Já a presidente da Federação Nacional de Saúde Suplementar, Solange Beatriz Mendes, elogia o formato proposto pela Agência Nacional de Saúde Suplementar (ANS), mas defende clareza na venda dos planos. “As principais características do contrato devem ser informadas. A regra do cálculo do aumento, as normas de rescisão com novos contratantes.”

Regra frouxa afeta contrato de adesão

Outra modalidade de planos coletivos é o por adesão, em que pessoas jurídicas de caráter profissional ou associações contratam, via administradora de benefícios, planos de saúde. O mercado, porém, tem uma série de associações pouco expressivas vinculadas a essas administradoras para facilitar a adesão de pessoas interessadas nos planos de saúde, mas que não reúnem condições para ingressar em uma associação.
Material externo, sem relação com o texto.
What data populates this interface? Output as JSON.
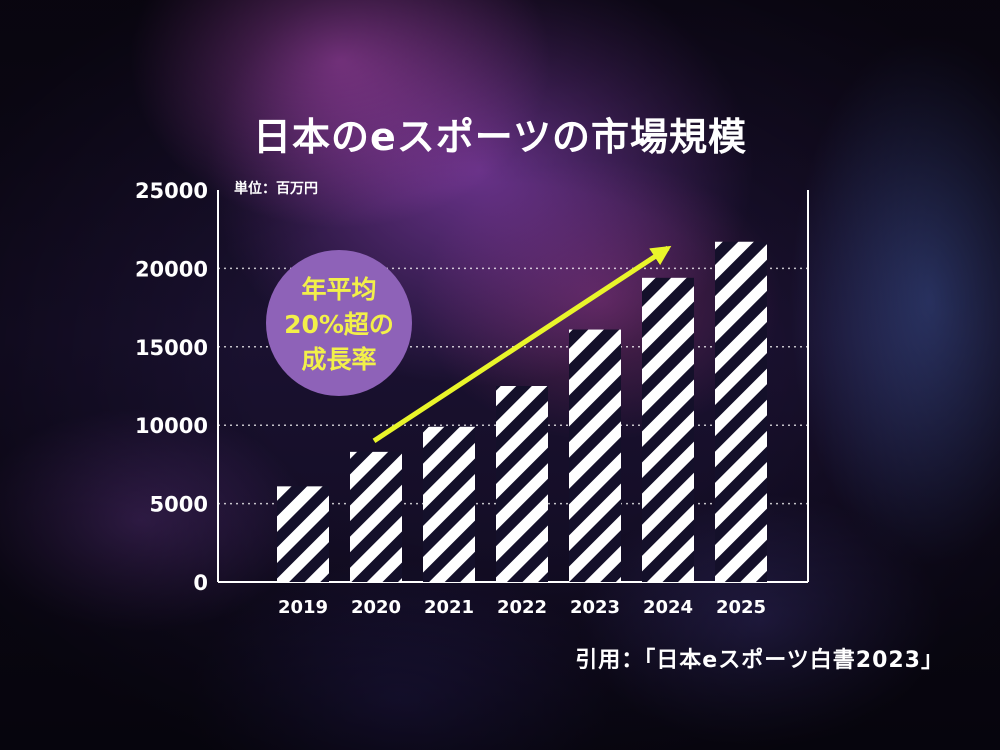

De pouca representatividade, muitas das organizações cobram mensalidades simbólicas, de até R$ 10 mensais, e apresentam como maior atração só a oportunidade de entrar em um plano de adesão.

Assim como os planos empresariais de até 30 pessoas, os planos por adesão podem ser rescindidos unilateralmente após o primeiro ano de aniversário e suas mensalidades não seguem o teto fixado pela ANS.

“Não há critérios para esses aumentos. Muitas vezes, quem dita o porcentual do reajuste são as próprias operadoras de benefícios, que acabam controlando parte do mercado”, diz a advogada Renata Vilhena, especializada em planos de saúde.

A ANS afirma ser responsabilidade da operadora de planos ou da administradora aferir se a associação tem legitimidade para contratar planos.